Светя фонариком в разные стороны, Робин побежал вниз по тропе и вскоре скрылся за поворотом стены.
– Смотри под ноги! – крикнул ему вдогонку дед. – Здесь очень круто, не упади! – Полковник снова обратился к своему спутнику: – Читает карту не хуже меня. В девять-то лет!
– Я пойду за ним, – сказал Бэбкок. – Как бы чего не случилось. Подождите меня здесь.
– Не беспокойтесь, падре, – возразил полковник, – малыш знает, что делает.
Бэбкок притворился, будто не слышит полковника, – удобный предлог хоть ненадолго остаться одному. Иначе картина, открывающаяся его взору, не произведет того впечатления, к которому он стремился, и по возвращении он не сможет описать ее своим ребятам.
Полковник Мейсон остался стоять у стены. Вскоре у него за спиной послышались медленные, осторожные шаги его жены и мисс Дин, и в неподвижном холодном воздухе зазвучал голос леди Алтеи.
– Если мы их не встретим, то вернемся в отель, – говорила она. – Я как-никак знаю, что бывает, когда Фил берет бразды правления в свои руки. Он всегда уверен, что знает дорогу, но слишком часто обнаруживается совершенно обратное.
– В это трудно поверить, – заметила мисс Дин, – ведь он военный.

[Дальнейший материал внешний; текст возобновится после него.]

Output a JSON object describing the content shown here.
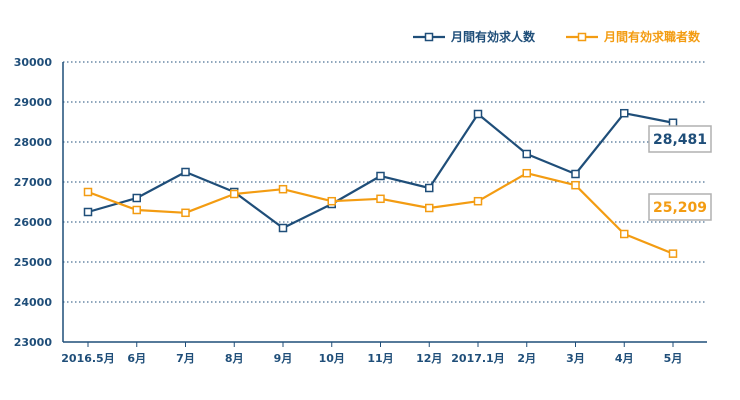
{
  "chart_data": {
    "type": "line",
    "categories": [
      "2016.5月",
      "6月",
      "7月",
      "8月",
      "9月",
      "10月",
      "11月",
      "12月",
      "2017.1月",
      "2月",
      "3月",
      "4月",
      "5月"
    ],
    "ylim": [
      23000,
      30000
    ],
    "yticks": [
      23000,
      24000,
      25000,
      26000,
      27000,
      28000,
      29000,
      30000
    ],
    "grid": true,
    "legend_position": "top-right",
    "series": [
      {
        "name": "月間有効求人数",
        "color": "#1f4e79",
        "values": [
          26250,
          26600,
          27250,
          26750,
          25850,
          26450,
          27150,
          26850,
          28700,
          27700,
          27200,
          28720,
          28481
        ],
        "callout": "28,481"
      },
      {
        "name": "月間有効求職者数",
        "color": "#f39c12",
        "values": [
          26750,
          26300,
          26230,
          26700,
          26820,
          26520,
          26580,
          26350,
          26520,
          27220,
          26920,
          25700,
          25209
        ],
        "callout": "25,209"
      }
    ]
  },
  "style": {
    "axis_color": "#1f4e79",
    "grid_color": "#1f4e79",
    "callout_border": "#b0b0b0"
  }
}
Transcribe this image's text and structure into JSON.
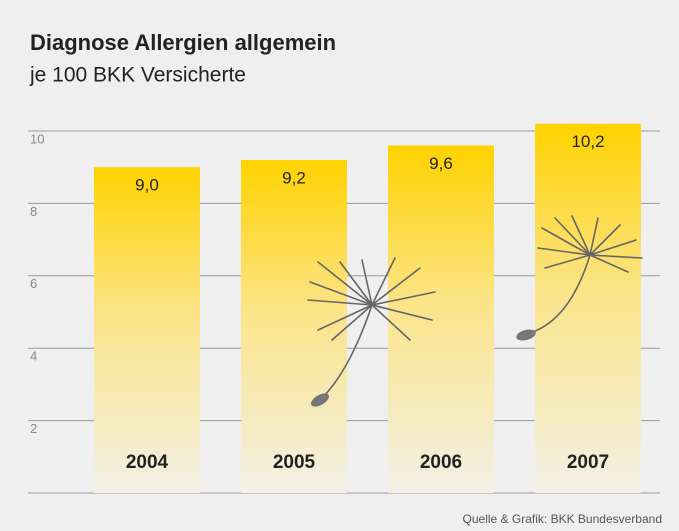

– Милый Фил! – смеясь, сказала леди Алтея. – Ему так хочется, чтобы все думали, что он мог стать генералом. Но увы, до генерала он бы все равно не дослужился. Такова истина. Я это знаю из верного источника, от одного из сослуживцев Фила. О, безусловно, его очень любили, но дальше он, бедняжка, никогда бы не продвинулся, тем более – в современной армии. Вот мы и уговорили его подать в отставку. Он так и сделал. Порой мне очень хочется, чтобы Фил проявлял побольше активности в делах нашего города и прихода. Сейчас я должна действовать за двоих. А в какое чудо он превратил наш сад!